終電近くの電車で帰宅した夜、最寄り駅から自宅までの家路にて、すれ違った熟年カップルがこんな会話を交わしていた。

「見てごらん、きれいな月。あれは上弦の月だねぇ」
「えっと……確かに、上限の月ですね」

振り返って空を見上げてみると、なるほど、ちょうど円の上部を少しだけスライスしたようなフォルムの月がよく見えた。半月は弓張り月(もしくは弓月、弦月)とも呼ばれ、昔の人はその形状を弓になぞらえた。そして、弦に相当する欠け際の部分が上にある状態を「上弦の月」と呼んだわけである。今宵の月は半月とは呼べないまでも、確かに弦は上にある。

しかしながら、である。熟年カップル同士めでたく同意が得られたところで残念ではあるが、今宵の月は「上弦の月」ではなく、その逆の「下弦の月」である。

よくよく考えてほしい。月は太陽と同じように東から昇り西に沈む。半月を例にとると、南の空の真上に位置する「正中」のときには右半分か左半分が欠けた状態になる。よって東の空から月が昇った(月出)時点で上半分が欠けて見えたとしても、正中以降、月が西に沈む(月没)までは下半分が欠けて見えるはずだ。もちろん、前半を上弦の月、後半を下弦の月と呼ぶわけではない。上弦と下弦の違いは、単なる見た目の違いではないのだ。

結論を先に言うと、新月(朔)から満月(望)に向かう間の半月が「上弦の月」で、満月から新月に向かう間の半月が「下弦の月」である。筆者の場合、数日前に満月を見た記憶があったため、今宵の月がすぐに「下弦の月」と分かったわけだ。

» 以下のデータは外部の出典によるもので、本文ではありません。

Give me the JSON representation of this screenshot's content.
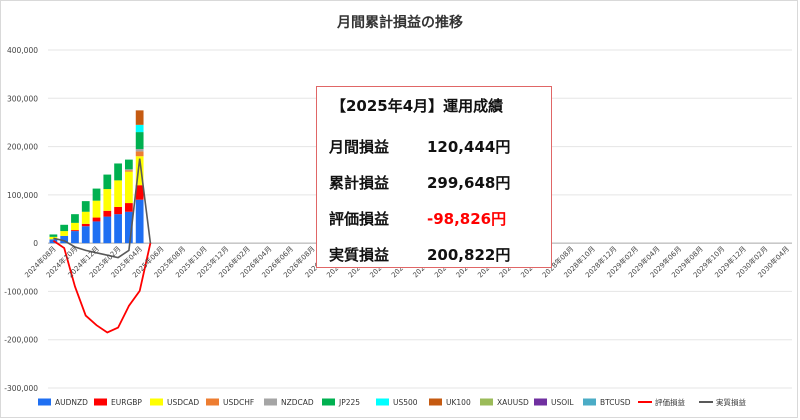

以前にも書いたが、満月のときの月出は日没とほぼ同時刻である。月出は毎日約50分ずつ遅れていくので、満月の翌日以降は日が沈んで少し経ってから月が出ることになる。さらに満月から15日が経過した新月のとき、月出は日の出とほぼ同時刻になる。

月齢7.5付近の半月(=上弦の月)は昼間に昇って夜中に沈むし、逆に月齢22.5付近の半月(=下弦の月)は夜中に昇って昼間に沈む。勘のいい方ならもうお分かりかと思うが、日没以降の比較的早めの夜の空に見える半月は「上弦の月」であり、その際の弦に相当する部分も文字通り上になる。そのことから「弦が上の半月=上弦の月」という認識が広まったのだろう。

調べてみたところ、今宵の月齢は18.1だった。満月から3日しか経過していないため、月出は日没から2時間半ぐらい後。先ほど熟年カップルと僕が月を見上げた時刻は0時過ぎ。おそらく午前4時ぐらいに正中を迎え、そこからようやっと弦が下に見えるようになるはず。

ふと窓から外を確認してみると、弦の部分が少し右(西)に傾いた月の姿がはっきりと確認できた。